Resistance to Hormone Leptin Called Key to Obesity

(HealthDay News) -- Researchers may have uncovered the biochemical defect that underlies food-induced obesity in mice.

Assuming it can be duplicated in humans, the finding suggests several potential anti-obesity drug targets, experts said.

Michael Cowley, of the Oregon National Primate Research Center at Oregon Health and Science University, led the study, which examined the cause of leptin resistance in diet-induced obese mice.

Leptin is a hormone, secreted by fat cells, which indicates how much fat is in the body and regulates food intake by binding to neurons in the hypothalamus region of the brain. In lean people, leptin serves to regulate weight by controlling appetite and the use of stored energy.

Obese individuals, however, appear to be resistant to leptin, much as diabetics are resistant to insulin.

The question was, what is the mechanism driving leptin resistance.

In the study, genetically identical mice were fed a high-fat diet for 20 weeks, at which point about 65 percent were obese. (That's a finding that Cowley said highlights the importance of epigenetics -- genetic differences not coded in DNA itself -- in obesity).

By comparing the obese animals to their lean littermates, as well as to control mice fed a normal diet, the researchers found that leptin normally governs neuropeptide release from cells called neurons in the hypothalamus, suppressing food intake and controlling energy utilization. In animals made obese by diet, however, leptin failed to trigger any response in these cells.

"We knew these cells were leptin-sensitive already," Cowley said. "The interesting finding was that they become non-responsive. We've identified the site of leptin resistance."

The study is published in the March 2007 issue of Cell Metabolism.

Dr. Julio Licinio, chairman of the department of psychiatry and behavioral sciences at the University of Miami Miller School of Medicine, who was not involved in the research, praised the study, calling it "very rigorous and sophisticated."

Licinio cited two interesting implications of the research. The first is that, in mice at least, leptin resistance is what he calls "functional," not permanent, and can be corrected by diet-induced weight loss.

Said Cowley: "If we put the obese animals on a low-fat diet, they recover from leptin resistance and drop weight. And when they recover, all the circuitry responses return to normal. We don't know if humans would respond in the same way, but we know that weight loss in humans is beneficial, even if you don't hit the ideal target weight."

Licinio also said the study suggests potential targets for drug development to fight excess weight. But, he added, "What the paper does not show is how resistance occurs and how you can overcome it."

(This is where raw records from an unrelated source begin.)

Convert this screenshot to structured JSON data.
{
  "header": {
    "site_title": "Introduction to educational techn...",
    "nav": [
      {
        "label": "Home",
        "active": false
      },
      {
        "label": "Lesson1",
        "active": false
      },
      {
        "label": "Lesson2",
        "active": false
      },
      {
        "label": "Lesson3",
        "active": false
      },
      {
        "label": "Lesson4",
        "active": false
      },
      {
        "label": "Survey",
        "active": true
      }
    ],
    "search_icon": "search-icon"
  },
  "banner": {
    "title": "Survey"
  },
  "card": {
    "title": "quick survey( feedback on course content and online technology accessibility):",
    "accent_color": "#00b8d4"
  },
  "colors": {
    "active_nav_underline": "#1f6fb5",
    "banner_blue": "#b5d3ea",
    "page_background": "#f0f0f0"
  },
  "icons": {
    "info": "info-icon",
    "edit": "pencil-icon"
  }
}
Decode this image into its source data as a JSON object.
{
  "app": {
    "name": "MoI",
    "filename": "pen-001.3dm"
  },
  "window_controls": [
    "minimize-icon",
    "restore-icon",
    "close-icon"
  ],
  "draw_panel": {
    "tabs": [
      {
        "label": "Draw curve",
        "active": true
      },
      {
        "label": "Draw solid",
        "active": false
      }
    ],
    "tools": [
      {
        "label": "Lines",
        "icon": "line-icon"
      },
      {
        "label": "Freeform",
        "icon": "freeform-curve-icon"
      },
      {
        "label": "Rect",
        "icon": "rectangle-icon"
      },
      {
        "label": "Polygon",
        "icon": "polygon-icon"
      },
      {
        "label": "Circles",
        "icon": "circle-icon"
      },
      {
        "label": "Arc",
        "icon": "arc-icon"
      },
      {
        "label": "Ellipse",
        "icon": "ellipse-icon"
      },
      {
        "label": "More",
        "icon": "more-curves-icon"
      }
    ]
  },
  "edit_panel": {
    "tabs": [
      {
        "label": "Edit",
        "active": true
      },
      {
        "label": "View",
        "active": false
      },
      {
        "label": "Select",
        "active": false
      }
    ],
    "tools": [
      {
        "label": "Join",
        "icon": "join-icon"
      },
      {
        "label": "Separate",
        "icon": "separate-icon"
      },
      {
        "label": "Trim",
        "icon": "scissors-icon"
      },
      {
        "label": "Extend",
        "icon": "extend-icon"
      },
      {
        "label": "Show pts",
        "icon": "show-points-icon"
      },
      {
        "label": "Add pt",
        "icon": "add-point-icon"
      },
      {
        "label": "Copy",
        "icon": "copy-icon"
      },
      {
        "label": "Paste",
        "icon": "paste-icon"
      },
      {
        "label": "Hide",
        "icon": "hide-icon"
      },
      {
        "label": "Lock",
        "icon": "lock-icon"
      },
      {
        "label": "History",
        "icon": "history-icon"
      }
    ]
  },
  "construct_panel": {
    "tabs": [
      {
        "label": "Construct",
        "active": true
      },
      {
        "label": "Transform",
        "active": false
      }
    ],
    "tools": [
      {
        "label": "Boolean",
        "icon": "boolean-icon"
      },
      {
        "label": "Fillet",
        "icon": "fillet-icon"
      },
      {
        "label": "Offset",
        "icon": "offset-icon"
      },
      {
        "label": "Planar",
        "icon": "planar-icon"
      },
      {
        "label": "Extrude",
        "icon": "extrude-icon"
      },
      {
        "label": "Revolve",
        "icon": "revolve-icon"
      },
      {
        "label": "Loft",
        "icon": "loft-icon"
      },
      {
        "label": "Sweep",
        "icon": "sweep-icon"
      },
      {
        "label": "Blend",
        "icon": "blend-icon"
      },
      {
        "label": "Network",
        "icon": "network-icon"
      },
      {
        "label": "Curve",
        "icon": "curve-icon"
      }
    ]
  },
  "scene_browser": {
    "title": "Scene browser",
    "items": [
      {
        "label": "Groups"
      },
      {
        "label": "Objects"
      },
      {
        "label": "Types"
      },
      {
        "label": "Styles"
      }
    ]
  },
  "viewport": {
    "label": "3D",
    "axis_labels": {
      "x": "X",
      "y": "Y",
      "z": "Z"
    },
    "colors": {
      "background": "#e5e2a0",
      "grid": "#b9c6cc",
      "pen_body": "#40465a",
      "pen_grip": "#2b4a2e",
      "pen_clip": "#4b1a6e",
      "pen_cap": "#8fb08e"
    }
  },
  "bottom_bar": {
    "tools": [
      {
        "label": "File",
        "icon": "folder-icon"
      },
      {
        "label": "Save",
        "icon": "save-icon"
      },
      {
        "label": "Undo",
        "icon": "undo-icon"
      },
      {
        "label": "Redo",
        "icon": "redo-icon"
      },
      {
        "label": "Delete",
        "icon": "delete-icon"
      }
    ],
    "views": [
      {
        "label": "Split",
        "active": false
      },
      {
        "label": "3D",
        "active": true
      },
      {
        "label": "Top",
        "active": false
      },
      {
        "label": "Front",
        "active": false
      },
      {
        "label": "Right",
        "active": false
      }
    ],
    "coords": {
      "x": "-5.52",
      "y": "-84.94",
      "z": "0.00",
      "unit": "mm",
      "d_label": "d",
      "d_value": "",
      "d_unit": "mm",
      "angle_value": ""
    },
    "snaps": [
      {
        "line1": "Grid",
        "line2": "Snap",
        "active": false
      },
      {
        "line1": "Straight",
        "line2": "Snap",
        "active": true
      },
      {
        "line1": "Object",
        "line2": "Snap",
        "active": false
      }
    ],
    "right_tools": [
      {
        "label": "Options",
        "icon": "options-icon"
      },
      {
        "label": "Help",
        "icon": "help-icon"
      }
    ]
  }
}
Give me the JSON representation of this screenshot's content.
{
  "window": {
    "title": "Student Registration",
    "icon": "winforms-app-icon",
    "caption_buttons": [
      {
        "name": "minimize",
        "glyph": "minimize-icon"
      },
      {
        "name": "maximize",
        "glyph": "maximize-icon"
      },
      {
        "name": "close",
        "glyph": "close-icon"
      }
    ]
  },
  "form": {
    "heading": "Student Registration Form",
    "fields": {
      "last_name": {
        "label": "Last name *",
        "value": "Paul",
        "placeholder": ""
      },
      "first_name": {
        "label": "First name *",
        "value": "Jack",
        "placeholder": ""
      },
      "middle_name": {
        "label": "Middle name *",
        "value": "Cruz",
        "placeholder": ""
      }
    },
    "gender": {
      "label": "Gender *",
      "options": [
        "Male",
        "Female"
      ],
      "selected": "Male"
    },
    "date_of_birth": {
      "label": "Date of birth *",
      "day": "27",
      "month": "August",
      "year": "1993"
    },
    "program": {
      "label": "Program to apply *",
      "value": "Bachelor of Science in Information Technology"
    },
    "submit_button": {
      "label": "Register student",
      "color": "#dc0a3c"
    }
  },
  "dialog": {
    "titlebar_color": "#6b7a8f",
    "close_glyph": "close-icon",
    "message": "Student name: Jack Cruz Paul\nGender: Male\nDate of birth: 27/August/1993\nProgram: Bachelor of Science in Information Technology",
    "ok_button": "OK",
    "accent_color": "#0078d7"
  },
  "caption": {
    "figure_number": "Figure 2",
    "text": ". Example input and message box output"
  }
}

One interesting facet of the findings, Cowley said, is the recognition that obesity, like diabetes, is truly a physical disease. "Obesity is not just a failure of will," he said. "This is a fundamental biological difference between obese and lean groups."

Licino said: "I think the take-home message is that (this study) gives hope. You need the caveat that it's not the same between mice and humans, but it does give hope that loss of a person's (ability) to regulate what they eat can be restored to maintain a normal weight."